Warren Buffett's approach to the 2008 financial crisis is one that would work regarding the Brexit fiasco. Image taken from CNBC.
My view of the matter is analogous to that of Warren Buffett in the midst of the financial crisis. In an October 2008 op-ed for The New York Times entitled 'Buy American. I Am,' Buffett explained why, during the worst economic maelstrom since the 1929 Wall Street Crash, he was buying American stocks:
A simple rule dictates my buying: Be fearful when others are greedy, and be greedy when others are fearful. And most certainly, fear is now widespread, gripping even seasoned investors. To be sure, investors are right to be wary of highly leveraged entities or businesses in weak competitive positions. But fears regarding the long-term prosperity of the nation’s many sound companies make no sense. These businesses will indeed suffer earnings hiccups, as they always have. But most major companies will be setting new profit records 5, 10 and 20 years from now.
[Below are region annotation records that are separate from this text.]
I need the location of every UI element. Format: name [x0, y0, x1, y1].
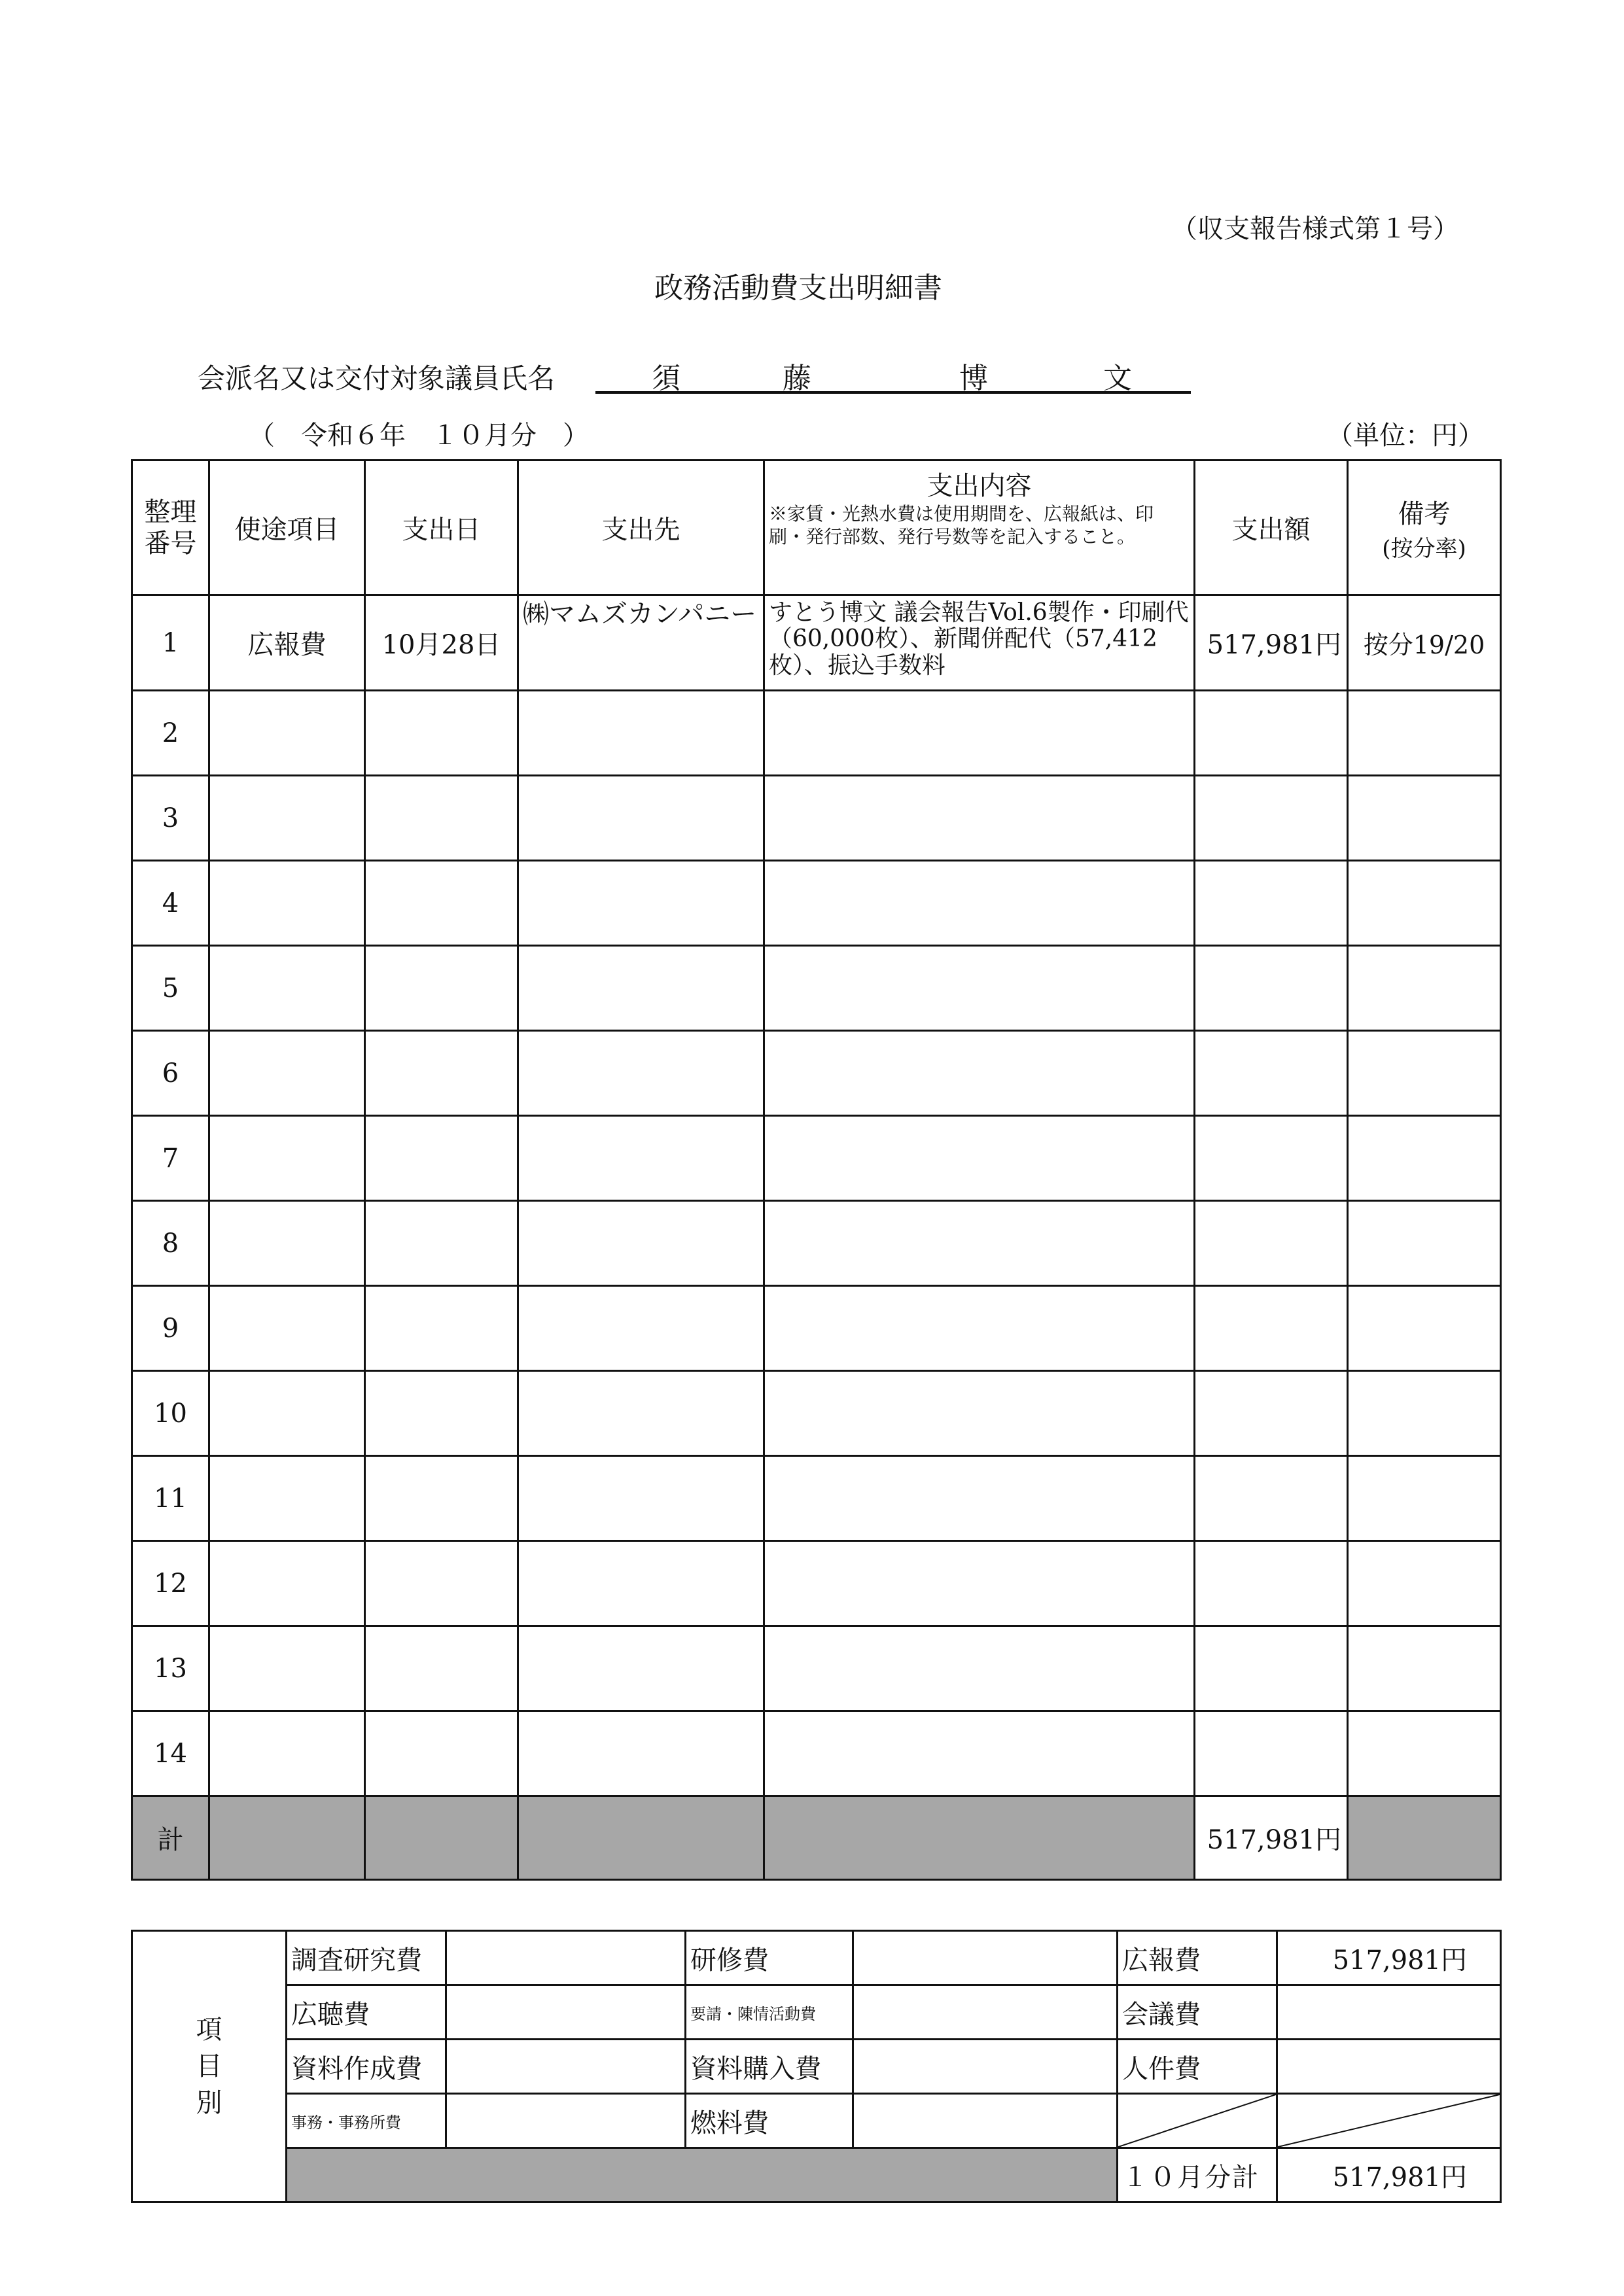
category-gray-band: [287, 2148, 1118, 2202]
category-label: 広報費: [1118, 1931, 1277, 1985]
document-title: 政務活動費支出明細書: [654, 271, 942, 305]
table-row: [132, 1626, 1501, 1711]
content-cell: [764, 1201, 1195, 1286]
category-value: [853, 1931, 1118, 1985]
total-empty-cell: [1348, 1796, 1501, 1880]
row-number: 3: [132, 776, 209, 861]
remarks-cell: [1348, 1201, 1501, 1286]
table-row: [132, 861, 1501, 946]
content-cell: [764, 1031, 1195, 1116]
row-number: 1: [132, 595, 209, 691]
row-number: 2: [132, 691, 209, 776]
date-cell: [365, 1286, 518, 1371]
header-purpose: 使途項目: [209, 461, 365, 595]
row-number: 12: [132, 1541, 209, 1626]
purpose-cell: 広報費: [209, 595, 365, 691]
category-value: [446, 1985, 686, 2040]
amount-cell: [1195, 1116, 1348, 1201]
remarks-cell: [1348, 691, 1501, 776]
payee-cell: [518, 946, 764, 1031]
remarks-cell: 按分19/20: [1348, 595, 1501, 691]
date-cell: [365, 1031, 518, 1116]
total-empty-cell: [365, 1796, 518, 1880]
remarks-cell: [1348, 1031, 1501, 1116]
table-row: [132, 1286, 1501, 1371]
row-number: 5: [132, 946, 209, 1031]
remarks-cell: [1348, 1711, 1501, 1796]
name-char: 藤: [783, 362, 811, 395]
amount-cell: [1195, 1286, 1348, 1371]
payee-cell: [518, 1116, 764, 1201]
amount-cell: [1195, 861, 1348, 946]
row-number: 6: [132, 1031, 209, 1116]
category-value: [446, 2094, 686, 2148]
name-label: 会派名又は交付対象議員氏名: [198, 362, 556, 394]
table-row: [132, 1116, 1501, 1201]
date-cell: [365, 1626, 518, 1711]
category-value: [1277, 2040, 1501, 2094]
payee-cell: [518, 1201, 764, 1286]
header-no: 整理 番号: [132, 461, 209, 595]
payee-cell: [518, 1286, 764, 1371]
name-char: 博: [959, 362, 988, 395]
purpose-cell: [209, 1286, 365, 1371]
purpose-cell: [209, 1626, 365, 1711]
category-label: 調査研究費: [287, 1931, 446, 1985]
date-cell: [365, 1711, 518, 1796]
remarks-cell: [1348, 776, 1501, 861]
remarks-cell: [1348, 1541, 1501, 1626]
unit-label: （単位：円）: [1327, 421, 1484, 451]
diagonal-cell: [1118, 2094, 1277, 2148]
category-value: [853, 2094, 1118, 2148]
category-value: [446, 1931, 686, 1985]
header-content-title: 支出内容: [927, 471, 1032, 501]
amount-cell: [1195, 776, 1348, 861]
purpose-cell: [209, 691, 365, 776]
amount-cell: [1195, 1626, 1348, 1711]
header-payee: 支出先: [518, 461, 764, 595]
amount-cell: [1195, 1541, 1348, 1626]
amount-cell: [1195, 1201, 1348, 1286]
row-number: 4: [132, 861, 209, 946]
name-char: 須: [652, 362, 680, 395]
row-number: 10: [132, 1371, 209, 1456]
total-empty-cell: [764, 1796, 1195, 1880]
header-content-note: ※家賃・光熱水費は使用期間を、広報紙は、印刷・発行部数、発行号数等を記入すること。: [769, 503, 1154, 548]
purpose-cell: [209, 946, 365, 1031]
amount-cell: [1195, 1456, 1348, 1541]
row-number: 13: [132, 1626, 209, 1711]
content-cell: [764, 1541, 1195, 1626]
content-cell: [764, 861, 1195, 946]
content-cell: [764, 946, 1195, 1031]
table-row: [132, 1541, 1501, 1626]
header-date: 支出日: [365, 461, 518, 595]
date-cell: [365, 776, 518, 861]
category-label: 会議費: [1118, 1985, 1277, 2040]
category-value: 517,981円: [1277, 1931, 1501, 1985]
category-label: 資料購入費: [686, 2040, 853, 2094]
table-row: [132, 1031, 1501, 1116]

The British companies caught up in the Brexit mess are in an analogous position to the U.S. companies that Buffett was buying positions in a decade ago, as U.K. equities have seen $22 billion of outflows since 2016. However, companies such as Associated British Foods, AstraZeneca, GlaxoSmithKline, and National Grid are unlikely to go out of business because of Brexit. For a long-term value investor, it makes sense to follow Buffett's lead and to "be greedy when others are fearful."
In summary, the U.K. market remains home to companies that are worth keeping an eye on while the Brexit drama staggers on to its inevitable conclusion, and it makes sense to take advantage of the situation in advance of that conclusion - which one can only hope will be a beneficial one for the U.K.
DISCLAIMER: The author is not a financial professional and accepts no responsibility for any investment decisions a reader makes. This article is presented for information purposes only. Furthermore, the figures cited are the product of the author's own research and may differ from those of other analysts. Always do your own due diligence when researching prospective investments.
Disclosure: I/we have no positions in any stocks mentioned, and no plans to initiate any positions within the next 72 hours. I wrote this article myself, and it expresses my own opinions. I am not receiving compensation for it (other than from Seeking Alpha). I have no business relationship with any company whose stock is mentioned in this article.